Different Foot Types Require Different Shoes
People’s feet, whether athletes or non-athletes, often vary greatly in shape and mobility. This is usually congenital or can result from the choice of shoes or the way they walk when they are young. Below are the three most common foot types and the different types of shoes that match them.
Foot Type 1: Normal (Medium) Arch
The medium arch is the most common foot type in both athletes and non-athletes, which is why it is also called the normal arch (about 60% of people). The advantage of this foot shape is that when running, the load is distributed evenly over the entire foot, reducing the risk of injury and the stress on the legs and hips. This type of foot can wear any type of shoe well.
Foot Type 2: The Flat Foot
The flat foot is the second most common foot type (about 20%), but it does not distribute the load evenly over the foot like the normal arch, but tends to overpronate, which means that the foot rolls slightly inward. This incorrect loading has the consequence that the risk of injury increases and the knees and hips are heavily loaded when walking.
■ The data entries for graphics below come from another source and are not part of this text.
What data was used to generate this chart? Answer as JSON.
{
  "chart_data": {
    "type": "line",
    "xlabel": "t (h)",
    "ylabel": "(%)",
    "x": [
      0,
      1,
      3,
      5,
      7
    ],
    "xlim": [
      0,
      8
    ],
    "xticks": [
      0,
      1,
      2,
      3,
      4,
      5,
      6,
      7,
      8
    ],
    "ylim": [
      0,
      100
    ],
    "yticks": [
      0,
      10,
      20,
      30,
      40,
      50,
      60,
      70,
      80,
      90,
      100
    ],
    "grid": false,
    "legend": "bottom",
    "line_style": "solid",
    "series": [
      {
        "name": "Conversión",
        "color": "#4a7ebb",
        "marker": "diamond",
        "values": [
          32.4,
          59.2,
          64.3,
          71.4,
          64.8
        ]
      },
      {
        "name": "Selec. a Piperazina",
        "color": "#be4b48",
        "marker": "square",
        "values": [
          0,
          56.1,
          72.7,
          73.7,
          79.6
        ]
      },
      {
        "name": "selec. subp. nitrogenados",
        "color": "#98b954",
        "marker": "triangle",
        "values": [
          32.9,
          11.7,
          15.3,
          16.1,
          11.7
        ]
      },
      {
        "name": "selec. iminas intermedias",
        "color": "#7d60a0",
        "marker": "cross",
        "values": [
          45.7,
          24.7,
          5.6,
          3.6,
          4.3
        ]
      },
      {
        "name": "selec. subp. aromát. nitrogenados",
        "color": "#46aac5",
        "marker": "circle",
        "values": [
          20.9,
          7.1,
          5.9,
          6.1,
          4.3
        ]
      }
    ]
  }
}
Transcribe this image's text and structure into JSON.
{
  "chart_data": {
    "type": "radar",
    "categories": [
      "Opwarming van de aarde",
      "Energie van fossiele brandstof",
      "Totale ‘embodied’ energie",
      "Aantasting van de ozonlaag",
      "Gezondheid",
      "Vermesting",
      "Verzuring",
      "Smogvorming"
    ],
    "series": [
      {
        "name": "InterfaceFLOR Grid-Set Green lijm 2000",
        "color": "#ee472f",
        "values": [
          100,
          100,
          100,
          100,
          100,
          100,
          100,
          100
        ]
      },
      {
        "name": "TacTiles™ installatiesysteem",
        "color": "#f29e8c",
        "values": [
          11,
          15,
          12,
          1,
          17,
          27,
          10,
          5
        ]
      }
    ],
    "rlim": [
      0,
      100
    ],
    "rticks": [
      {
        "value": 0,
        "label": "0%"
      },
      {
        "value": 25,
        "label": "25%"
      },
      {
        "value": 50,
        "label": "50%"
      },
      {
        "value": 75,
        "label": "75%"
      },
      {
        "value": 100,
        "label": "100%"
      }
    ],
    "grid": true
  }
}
Stability or motion control shoes can help here, as they support the foot in rolling correctly.
Foot Type 3: The High-Arched Foot
The high arched foot is the rarest foot type and tends to underpronate, which means that the foot does not absorb the shock sufficiently when stepping. The foot usually rolls outwards, which leads to an increased risk of injury, especially to the ligaments and the ankle. This can be remedied by well cushioned shoes with strong arch support and a soft midsole to absorb stress.
Shoe Type A: Trainers
Good for beginners, because the shoes are usually cheap, comfortable and reliable. A good allrounder.
Shoe Type B: Flats
Very light shoe with little support, which is very good for fast running. Less suitable for beginners.
Shoe Type C: Carbon-plated flats
Very similar to normal flats only with carbon content, making them even lighter. Suitable for experienced athletes with larger budget.
Shoe Type D: Long-run shoes
Very well cushioned running shoes that are well suited for long distances (half or full distance triathlon).
Shoe Type E: Stability shoes
Suitable for people who overpronate (flat foot) because this shoe prevents the roll-in of the feet.